I know a little C#, but apparently not enough as right now I am lost, I would really appreciate some guidance and some assistance. Thank you in advance!

here is the movement script, currently the only script in the game.

using UnityEngine;
using System.Collections;

public class MovementScript : MonoBehaviour {

	public float speed = 300f;
	public float xVelocity;
	public float borderX = 15;
	public float borderY = 10;

	void Update()
	{
		Movement();
	}

	void Movement() 
	{
		Vector3 pos = transform.position;
		Quaternion rot = transform.rotation;

		float moveHoriz = Input.GetAxis("Horizontal");
		float moveVert = Input.GetAxis("Vertical");

		xVelocity = rigidbody.velocity.x;

		float horizCalc = moveHoriz * speed * Time.deltaTime;
		float vertCalc = moveVert * speed * Time.deltaTime;

		float rotationAmount = 30;

		rigidbody.AddForce(horizCalc, 0, vertCalc);
		pos.x =  Mathf.Clamp(transform.position.x, -borderX, borderX);
		pos.z =  Mathf.Clamp(transform.position.z, -borderY, 0);
		transform.position = pos;

		transform.rotation = Quaternion.Lerp(Quaternion.Euler(Vector3(rot.x, rot.y, rot.z)), Quaternion.Euler(new Vector3(rot.x, rot.y,rot.z(rotationAmount * moveHoriz))), 1 * Time.deltaTime);

		if(pos.x <-borderX + 0.1 || pos.x > borderX - 0.1)
		{
			//xVelocity = 0f;
			if(moveHoriz <-0.1f)
				xVelocity = -1f;
			if(moveHoriz >0.1f)
				xVelocity = 1f;
		} 
	}
}

I’ll explain the most obvious problem with your current code, then list a few common ways you can get the rotation effect. I think you should try them all, and hopefully one will work for you or at least you’ll get a better understanding of things.

From your code:

Quaternion rot = transform.rotation;
...
Quaternion.Euler(Vector3(rot.x, rot.y, rot.z))

This is not right - the x, y, z properties of quaternions are not angles. What you want here is probably just “rot”, which is already a quaternion and can be passed straight in without decomposing to Euler angles and back.

For the other argument you wrote:

Quaternion.Euler(new Vector3(rot.x, rot.y,rot.z(rotationAmount * moveHoriz)))

maybe you wanted something like this:

Vector3 rotEuler = rot.eulerAngles;
Quaternion.Euler(new Vector3(rotEuler.x, rotEuler.y, rotEuler.z + rotationAmount * moveHoriz))

But, overall it is much simpler to just do something like this, instead of the lerp:

transform.rotation *= Quaternion.Euler(0, 0, rotationAmount * moveHoriz * Time.deltaTime);

This would normally make your ship rotate at a rate dependent on the horizontal input, without any inertia. You are using a rigidbody, though, so it’s not going to work well as the rigidbody will also be trying to drive transform.rotation. You might get better results in that case from:

rigidbody.angularVelocity = new Vector3(0, 0, rotationAmount * moveHoriz);

This sets the rigidbody’s angular velocity to whatever rotation speed you want, and lets the rigid body itself apply that back to the transfrom. It is still very crude.
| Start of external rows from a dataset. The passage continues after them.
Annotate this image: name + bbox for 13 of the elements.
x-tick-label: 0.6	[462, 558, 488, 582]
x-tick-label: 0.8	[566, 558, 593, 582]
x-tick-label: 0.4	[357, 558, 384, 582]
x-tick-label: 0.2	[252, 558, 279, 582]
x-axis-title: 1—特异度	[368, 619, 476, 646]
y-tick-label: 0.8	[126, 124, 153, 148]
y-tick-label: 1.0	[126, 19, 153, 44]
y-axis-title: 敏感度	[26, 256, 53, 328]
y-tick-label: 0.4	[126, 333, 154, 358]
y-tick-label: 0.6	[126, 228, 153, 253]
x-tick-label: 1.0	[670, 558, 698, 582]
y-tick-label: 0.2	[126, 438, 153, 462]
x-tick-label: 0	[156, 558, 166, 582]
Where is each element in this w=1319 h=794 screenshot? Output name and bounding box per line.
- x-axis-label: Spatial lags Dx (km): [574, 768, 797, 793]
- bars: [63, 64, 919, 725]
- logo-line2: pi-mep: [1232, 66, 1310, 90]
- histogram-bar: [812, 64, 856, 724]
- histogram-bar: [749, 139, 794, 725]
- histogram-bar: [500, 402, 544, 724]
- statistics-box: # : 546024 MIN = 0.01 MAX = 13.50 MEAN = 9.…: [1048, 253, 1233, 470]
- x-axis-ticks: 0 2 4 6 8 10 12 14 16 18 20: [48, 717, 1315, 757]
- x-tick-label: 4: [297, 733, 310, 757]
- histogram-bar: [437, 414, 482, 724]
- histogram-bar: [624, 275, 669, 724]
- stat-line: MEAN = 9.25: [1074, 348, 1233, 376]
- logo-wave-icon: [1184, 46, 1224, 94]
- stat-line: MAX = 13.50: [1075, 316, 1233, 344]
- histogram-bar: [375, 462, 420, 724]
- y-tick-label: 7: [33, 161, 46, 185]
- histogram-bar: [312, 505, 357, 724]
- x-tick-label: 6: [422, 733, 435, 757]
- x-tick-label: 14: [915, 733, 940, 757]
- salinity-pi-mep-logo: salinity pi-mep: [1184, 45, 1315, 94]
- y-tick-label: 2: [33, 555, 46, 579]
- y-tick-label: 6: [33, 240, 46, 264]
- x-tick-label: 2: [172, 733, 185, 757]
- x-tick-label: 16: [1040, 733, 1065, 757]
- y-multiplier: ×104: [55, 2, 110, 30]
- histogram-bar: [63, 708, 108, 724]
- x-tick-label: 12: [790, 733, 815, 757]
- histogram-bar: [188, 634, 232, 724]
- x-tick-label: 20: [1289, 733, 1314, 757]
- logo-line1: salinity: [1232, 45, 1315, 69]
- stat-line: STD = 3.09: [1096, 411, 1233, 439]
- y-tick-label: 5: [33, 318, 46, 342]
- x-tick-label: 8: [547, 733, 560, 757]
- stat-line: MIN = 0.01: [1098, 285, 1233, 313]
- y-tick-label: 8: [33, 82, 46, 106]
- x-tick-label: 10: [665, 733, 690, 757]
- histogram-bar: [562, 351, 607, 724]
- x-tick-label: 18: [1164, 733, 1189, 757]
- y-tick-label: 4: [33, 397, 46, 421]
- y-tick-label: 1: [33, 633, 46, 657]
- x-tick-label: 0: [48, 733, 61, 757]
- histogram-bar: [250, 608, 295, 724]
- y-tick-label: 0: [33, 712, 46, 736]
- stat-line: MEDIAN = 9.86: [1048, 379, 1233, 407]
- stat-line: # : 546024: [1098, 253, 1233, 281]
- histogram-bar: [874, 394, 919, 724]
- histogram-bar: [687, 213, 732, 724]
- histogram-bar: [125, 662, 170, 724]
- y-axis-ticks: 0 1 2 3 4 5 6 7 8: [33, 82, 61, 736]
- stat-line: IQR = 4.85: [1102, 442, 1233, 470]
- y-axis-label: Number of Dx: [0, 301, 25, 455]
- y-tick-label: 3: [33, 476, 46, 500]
The other thing to consider is whether you want to embrace the angular inertia that rigidbody is trying to provide for you, instead of stomping on it. So instead of directly modifying rotation or angularVelocity, you can apply torques to the rigidbody:

rigidbody.AddTorque(new Vector3(0, 0, rotationAmount * moveHoriz));

Adjust ‘rotationAmount’ and the rigidbody’s angular damping in the Inspector to tune the ramp-up rate, the maximum achieved rotation rate, and the ramp-down rate when you release the controls.